Syria has differed with the anti-India resolution passed by the Organisation of Islamic Countries (OIC) and said the Kashmir dispute should be resolved through direct talks between India and Pakistan.
Acknowledging India as a major international player, Syria also sought New Delhi's role in the Middle East peace process and backed the country's claim for a permanent seat in the United Nations Security Council.
Visiting Syrian President Bashar Al-Assad on Thursday said his country did not subscribe to the anti-India resolutions passed by the OIC on Kashmir. "We have different views (than OIC) on the issue and we have never criticised India," he said. Al-Assad said the Kashmir issue did not figure during his talks with the Indian leaders, including President Pratibha Patil and Prime Minister Manmohan Singh. "We think the issue is between India and Pakistan and it should be resolved through direct talks between the two countries," he said.
Supporting India claim for a permanent seat in the Security Council, Al-Assad said Syria favoured comprehensive UN reforms and its expansion. "A country like India, with a billion-plus population, surely deserves to be a permanent member of the Security Council," he added.
Underlining that India enjoyed an excellent rapport with all Middle East stakeholders, including the United States and Israel, as well as the Arab nations, Al-Assad said it gave New Delhi credibility to play a key role in the peace process. "India has good relations with both the US and Israel and anyone who wants to play a role has to have that credibility.

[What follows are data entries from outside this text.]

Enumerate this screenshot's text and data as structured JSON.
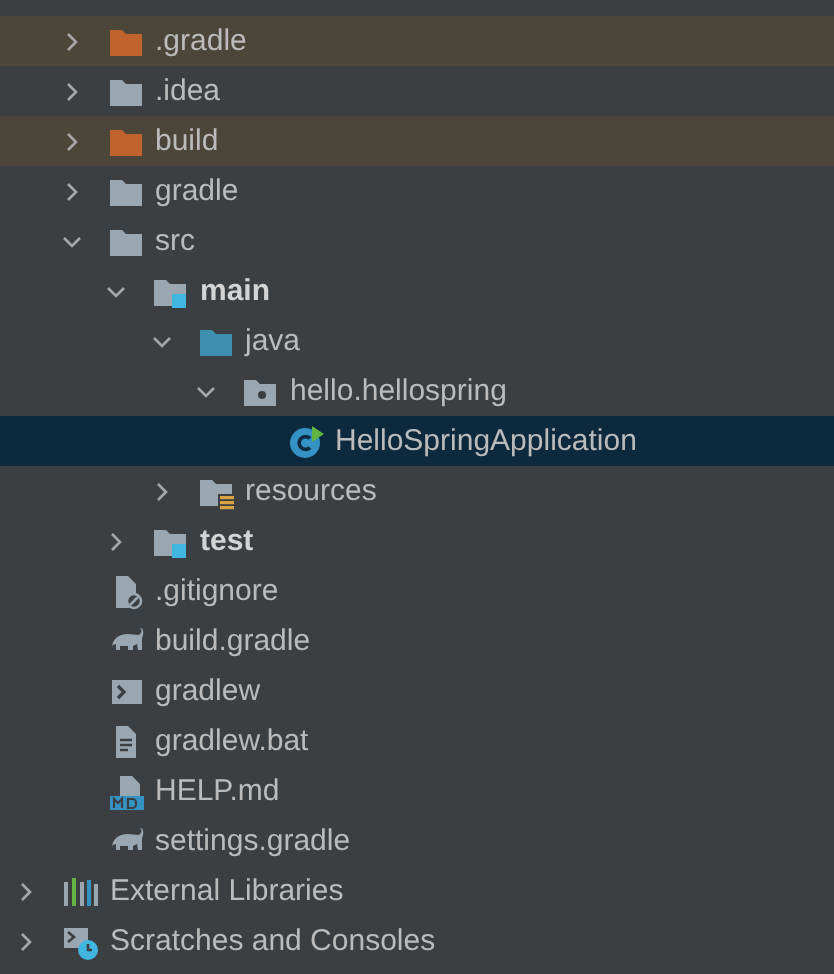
{
  "project_items": [
    {
      "label": ".gradle",
      "kind": "folder",
      "excluded": true,
      "expanded": false,
      "selected": false
    },
    {
      "label": ".idea",
      "kind": "folder",
      "excluded": false,
      "expanded": false,
      "selected": false
    },
    {
      "label": "build",
      "kind": "folder",
      "excluded": true,
      "expanded": false,
      "selected": false
    },
    {
      "label": "gradle",
      "kind": "folder",
      "excluded": false,
      "expanded": false,
      "selected": false
    },
    {
      "label": "src",
      "kind": "folder",
      "excluded": false,
      "expanded": true,
      "selected": false,
      "children": [
        {
          "label": "main",
          "kind": "module",
          "excluded": false,
          "expanded": true,
          "selected": false,
          "children": [
            {
              "label": "java",
              "kind": "source",
              "excluded": false,
              "expanded": true,
              "selected": false,
              "children": [
                {
                  "label": "hello.hellospring",
                  "kind": "package",
                  "excluded": false,
                  "expanded": true,
                  "selected": false,
                  "children": [
                    {
                      "label": "HelloSpringApplication",
                      "kind": "spring-class",
                      "selected": true
                    }
                  ]
                }
              ]
            },
            {
              "label": "resources",
              "kind": "resources",
              "excluded": false,
              "expanded": false,
              "selected": false
            }
          ]
        },
        {
          "label": "test",
          "kind": "module",
          "excluded": false,
          "expanded": false,
          "selected": false
        }
      ]
    },
    {
      "label": ".gitignore",
      "kind": "ignore-file",
      "excluded": false,
      "selected": false
    },
    {
      "label": "build.gradle",
      "kind": "gradle",
      "excluded": false,
      "selected": false
    },
    {
      "label": "gradlew",
      "kind": "shell",
      "excluded": false,
      "selected": false
    },
    {
      "label": "gradlew.bat",
      "kind": "text-file",
      "excluded": false,
      "selected": false
    },
    {
      "label": "HELP.md",
      "kind": "markdown",
      "excluded": false,
      "selected": false
    },
    {
      "label": "settings.gradle",
      "kind": "gradle",
      "excluded": false,
      "selected": false
    }
  ],
  "other_items": [
    {
      "label": "External Libraries",
      "kind": "libraries",
      "excluded": false,
      "expanded": false,
      "selected": false
    },
    {
      "label": "Scratches and Consoles",
      "kind": "scratches",
      "excluded": false,
      "expanded": false,
      "selected": false
    }
  ]
}
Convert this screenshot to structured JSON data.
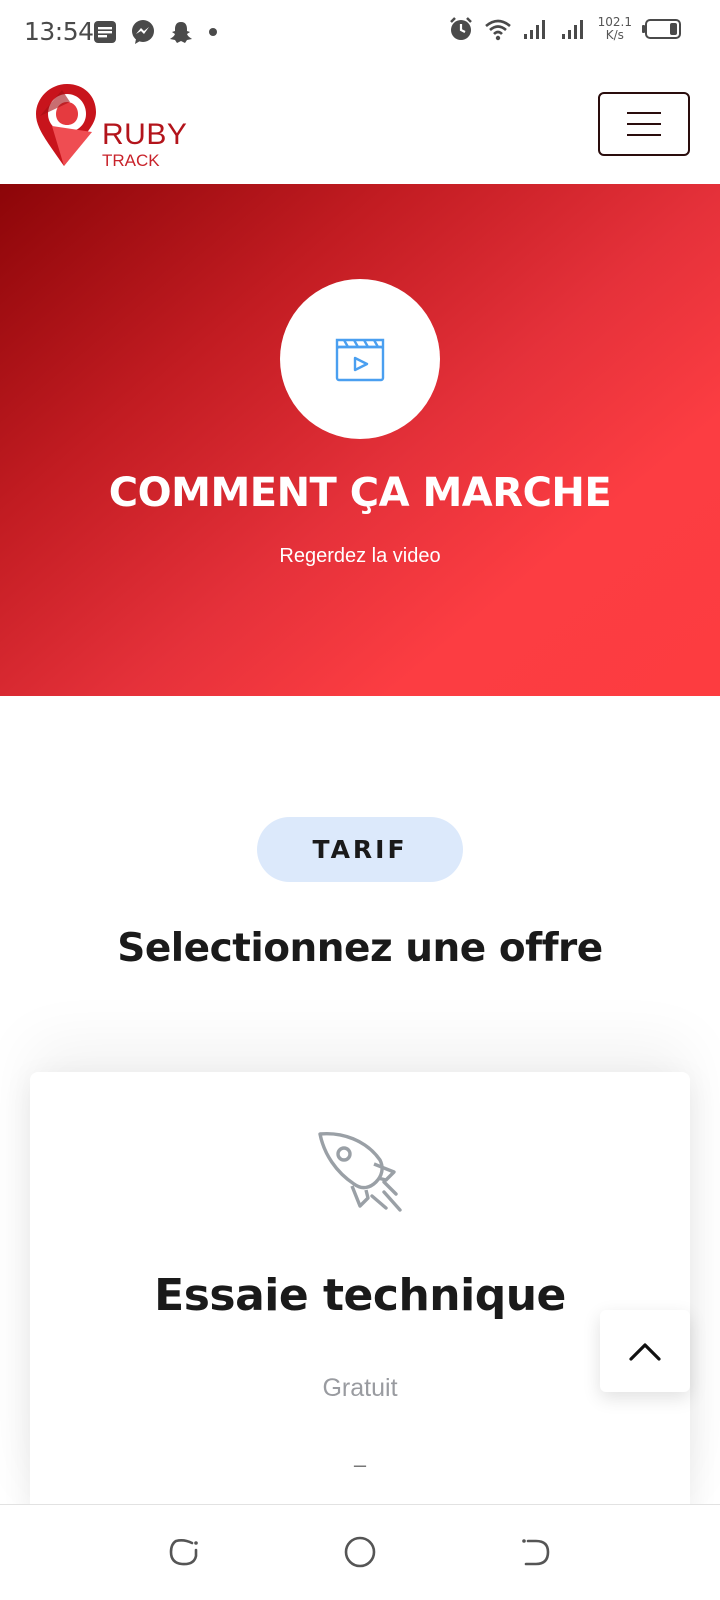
{
  "status_bar": {
    "time": "13:54",
    "speed_value": "102.1",
    "speed_unit": "K/s",
    "icons_left": [
      "notes-icon",
      "messenger-icon",
      "snapchat-icon",
      "dot-icon"
    ],
    "icons_right": [
      "alarm-icon",
      "wifi-icon",
      "signal-icon",
      "signal-icon",
      "battery-icon"
    ]
  },
  "header": {
    "logo_text_main": "RUBY",
    "logo_text_sub": "TRACK",
    "menu_icon": "hamburger-menu-icon"
  },
  "hero": {
    "icon": "video-clapperboard-icon",
    "title": "COMMENT ÇA MARCHE",
    "subtitle": "Regerdez la video",
    "colors": {
      "gradient_start": "#8c0508",
      "gradient_end": "#fd3c40",
      "icon": "#4a9ff0"
    }
  },
  "pricing": {
    "pill_label": "TARIF",
    "pill_color": "#dce9fb",
    "title": "Selectionnez une offre",
    "card": {
      "icon": "rocket-icon",
      "title": "Essaie technique",
      "price": "Gratuit",
      "dash": "–"
    }
  },
  "scroll_top": {
    "icon": "chevron-up-icon"
  },
  "navbar": {
    "icons": [
      "recent-apps-icon",
      "home-icon",
      "back-icon"
    ]
  }
}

India has that credibility because of its traditional support for the Arab cause as well as good relations with Israel," he said.
Full of praise for India, Al-Assad pointed out that New Delhi had always supported the Palestine cause and never ignored its traditional friendship with the Arab world, even while pursuing better ties with the US and Israel. "This is why we feel India, like Turkey, is well-placed to play a role in the Middle East peace process," he said.
In the recent past, Turkey has hosted several rounds of talks between Syria and Israel. Describing these talks as "a positive development", Al-Assad said Israel's offer to hold talks with Lebanon and its truce with the Hamas offered a glimmer of hope for peace in the region. "We hope India will encourage Israel to actively take part in these pace talks," he said.
However, Al-Assad ruled out direct talks with Israeli Prime Minister Ehud Olmert on the sidelines of an international summit in Paris next month. The two leaders will be guests of French President Nicolas Sarkozy, who is to announce the launch of a new Mediterranean Union on July 13. "This is not like drinking tea," Al-Assad said, adding, "Such high-level meeting will be meaningless unless substantial progress is made in the ongoing indirect talks hosted by Turkey."
He said Syria was ready to cooperate with anyone, including the US, for ushering in peace in the region but would not become anybody's "puppet". Attacking the US for its policy on Iraq, he warned that disintegration of the Arab country will have a domino effect that could lead to chaos in the region.
On his talks with the Indian Prime Minister, Al-Assad said they discussed ways to push bilateral relations, including in trade and economic fields, with particular focus on energy, IT and fertilisers. The two leaders also talked about the scourge of terrorism and ways to cooperate in fighting it.